The Ulster incarnate analogy is undeniably trite, not least because Van Morrison patently lacks the religious bigotry that is associated with rabid Protestantism. However, if the comparison is even briefly entertained6, then the positive side of the hoary Ulster cliché must also be acknowledged. In this regard, there are two archetypal personality traits that Morrison possesses in abundance. The first of these is industriousness. Whatever else is said about the Belfast Cowboy – and My-Van-Hell stories are legion – it cannot be denied that his work ethic is prodigious. He has enjoyed one of the longest and most illustrious careers in popular music. He started out at the same time as The Beatles and The Stones, but unlike many of his beat boom contemporaries the sexagenarian Ulsterman remains extraordinarily active. On average, he has produced an album a year for forty-odd years and a treasure trove of unreleased material is mouldering in the archives.7 Many of his latter-day albums, admittedly, are formulaic retreads but they always contain a smattering of bone fide Celtic soul classics. We may live in a sated, sybaritic, post-industrial society but in Belfast at least hard workers are still highly regarded. Van Morrison, pace ‘Cleaning Windows’, is a working man in his prime and that counts for an awful lot in our part of the world.

What is not highly regarded in Northern Ireland – well nigh unforgivable, in fact – is humourlessness. Ready wit is one of the province’s most prized possessions. Belfast, believe it or not, is a very funny city (and I do mean funny ha-ha). George Ivan Morrison, if not exactly a bundle of laughs, is much more mirthful than many might imagine or indeed his media image intimates. From his childhood love of The Goon Show, through his teenage showband comedy routines, to his heavily-accented Belfast banter on the fade of ‘Cleaning Windows’, to his jaunty Benny Hill-style saxophone solo on ‘Higher Ground’, to his yodelling homage to Carry On movies on last year’s Magic Time, which ends with a howl of studio laughter, Van Morrison is true to his jocose Ulster heritage. Seriously.

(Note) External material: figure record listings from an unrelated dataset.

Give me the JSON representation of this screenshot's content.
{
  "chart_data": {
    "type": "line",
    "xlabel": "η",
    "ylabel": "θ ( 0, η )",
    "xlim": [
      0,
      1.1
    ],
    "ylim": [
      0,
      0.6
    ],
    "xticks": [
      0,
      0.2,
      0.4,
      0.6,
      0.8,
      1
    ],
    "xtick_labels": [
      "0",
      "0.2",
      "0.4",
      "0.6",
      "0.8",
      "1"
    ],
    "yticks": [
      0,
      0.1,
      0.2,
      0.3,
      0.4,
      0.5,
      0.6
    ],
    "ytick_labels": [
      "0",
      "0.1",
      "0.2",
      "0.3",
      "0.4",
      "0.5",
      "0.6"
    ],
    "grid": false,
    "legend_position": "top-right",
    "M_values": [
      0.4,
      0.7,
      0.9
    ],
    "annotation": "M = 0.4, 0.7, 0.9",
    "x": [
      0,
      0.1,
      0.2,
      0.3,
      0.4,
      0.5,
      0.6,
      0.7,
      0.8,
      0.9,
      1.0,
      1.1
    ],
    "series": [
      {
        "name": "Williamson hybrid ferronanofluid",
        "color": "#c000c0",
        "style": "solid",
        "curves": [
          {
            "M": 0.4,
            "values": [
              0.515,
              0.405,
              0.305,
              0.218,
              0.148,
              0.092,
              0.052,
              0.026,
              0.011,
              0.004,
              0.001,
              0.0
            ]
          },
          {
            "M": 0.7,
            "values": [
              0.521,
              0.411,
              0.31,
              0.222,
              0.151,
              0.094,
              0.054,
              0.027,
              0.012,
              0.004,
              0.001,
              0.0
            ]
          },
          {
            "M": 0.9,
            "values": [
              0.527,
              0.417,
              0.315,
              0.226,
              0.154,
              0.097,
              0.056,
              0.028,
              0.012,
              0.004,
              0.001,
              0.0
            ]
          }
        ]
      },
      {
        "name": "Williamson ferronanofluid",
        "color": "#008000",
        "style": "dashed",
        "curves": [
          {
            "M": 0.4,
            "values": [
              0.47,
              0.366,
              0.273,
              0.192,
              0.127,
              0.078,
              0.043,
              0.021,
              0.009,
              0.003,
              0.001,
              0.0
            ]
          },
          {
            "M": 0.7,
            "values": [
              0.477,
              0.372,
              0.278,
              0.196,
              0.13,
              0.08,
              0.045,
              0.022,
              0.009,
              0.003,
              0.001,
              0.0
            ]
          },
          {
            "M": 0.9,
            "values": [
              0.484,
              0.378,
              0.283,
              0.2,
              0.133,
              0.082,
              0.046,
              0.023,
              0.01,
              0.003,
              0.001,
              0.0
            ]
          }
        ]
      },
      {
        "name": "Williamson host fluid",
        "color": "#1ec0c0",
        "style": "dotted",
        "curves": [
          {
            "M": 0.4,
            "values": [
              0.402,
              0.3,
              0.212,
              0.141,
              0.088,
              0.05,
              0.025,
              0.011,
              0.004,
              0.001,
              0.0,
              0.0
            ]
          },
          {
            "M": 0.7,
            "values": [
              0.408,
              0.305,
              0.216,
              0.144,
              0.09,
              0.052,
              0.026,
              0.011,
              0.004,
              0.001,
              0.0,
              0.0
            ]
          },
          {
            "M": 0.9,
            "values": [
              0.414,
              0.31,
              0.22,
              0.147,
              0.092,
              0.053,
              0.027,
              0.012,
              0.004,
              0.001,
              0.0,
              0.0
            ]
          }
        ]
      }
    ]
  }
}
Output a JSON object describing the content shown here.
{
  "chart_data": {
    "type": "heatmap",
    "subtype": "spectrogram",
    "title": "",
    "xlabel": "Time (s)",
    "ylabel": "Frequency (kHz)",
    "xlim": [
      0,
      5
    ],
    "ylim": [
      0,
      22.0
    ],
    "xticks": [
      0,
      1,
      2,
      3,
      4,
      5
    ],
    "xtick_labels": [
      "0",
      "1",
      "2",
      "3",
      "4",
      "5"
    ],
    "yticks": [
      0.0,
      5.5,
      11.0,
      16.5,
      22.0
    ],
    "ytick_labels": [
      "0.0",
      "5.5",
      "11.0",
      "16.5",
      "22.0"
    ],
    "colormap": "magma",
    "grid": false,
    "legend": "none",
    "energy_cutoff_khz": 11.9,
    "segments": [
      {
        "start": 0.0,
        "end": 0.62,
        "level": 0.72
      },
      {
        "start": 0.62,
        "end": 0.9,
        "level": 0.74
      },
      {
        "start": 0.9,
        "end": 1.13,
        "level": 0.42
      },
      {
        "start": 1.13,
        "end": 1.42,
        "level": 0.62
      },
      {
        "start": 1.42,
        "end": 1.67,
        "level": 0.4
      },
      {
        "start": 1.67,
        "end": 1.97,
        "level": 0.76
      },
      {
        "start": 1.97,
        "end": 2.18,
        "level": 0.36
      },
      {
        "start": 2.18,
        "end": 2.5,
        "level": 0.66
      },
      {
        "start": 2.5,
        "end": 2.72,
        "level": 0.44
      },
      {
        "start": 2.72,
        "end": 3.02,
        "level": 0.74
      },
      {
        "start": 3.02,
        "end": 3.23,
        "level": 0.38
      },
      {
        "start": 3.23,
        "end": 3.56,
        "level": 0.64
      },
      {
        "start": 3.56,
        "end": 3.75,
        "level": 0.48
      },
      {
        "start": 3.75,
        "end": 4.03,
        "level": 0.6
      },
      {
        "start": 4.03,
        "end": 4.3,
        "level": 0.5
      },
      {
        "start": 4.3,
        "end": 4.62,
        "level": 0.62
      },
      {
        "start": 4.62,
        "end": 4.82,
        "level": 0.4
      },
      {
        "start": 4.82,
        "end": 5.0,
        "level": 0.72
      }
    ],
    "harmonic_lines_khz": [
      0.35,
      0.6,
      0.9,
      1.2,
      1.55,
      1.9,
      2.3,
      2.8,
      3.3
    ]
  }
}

Serious play, in short, is Van Morrison’s raison d’etre. He is inherently contradictory, just like the city of his birth: beautiful, bestial, benign, benighted, bedazzling, bellicose, beloved, beleaguered Belfast. Make no mistake, Van the Man is a hero in my home town. A flawed hero, to be sure, though we prefer our heroes flawed round here.8 We love Belfast because of its flaws, not despite them. George Ivan Morrison may not be an ambassador for the city, much less an advertisement, but by God he’s its apotheosis.

Notes

1. Barry Douglas, David Holmes, James Galway and Ruby Murray notwithstanding.

2. On the Irish music scene generally, see Gerry Smith, Noisy Island: A Short History of Irish Popular Music (Cork: Cork University Press, 2005).

3. There are many biographies of Van Morrison. The most recent is Johnny Rogan, Van Morrison: No Surrender (London: Secker & Warburg, 2005).

4. ‘Gulder’ is an Ulster colloquialism for ‘loud shout’. Van Morrison is the gulderer’s gulderer.

5. These are cogently summarised in Geoffrey Beattie, Protestant Boy (London: Granta, 2004).

6. Rogan’s biography (op cit, note 3) is predicated on this very premise. He argues, in essence, than Van the Man is channelling The Big Man (Rev. Ian Paisley)

7. When the box set is released it’ll be the size of a coffin.

8. Ulster’s lionisation of George Best, Alex Higgins, Josef Locke and the Titanic attests to this tendency.


1 Comment

  1. chasnic says:

    Great post. You mention Fitzroy Avenue as one of the Belfast locales namechecked in Van’s songs, but what exactly is meant by ‘Ford and Fitzroy’ in the first verse of Madame George?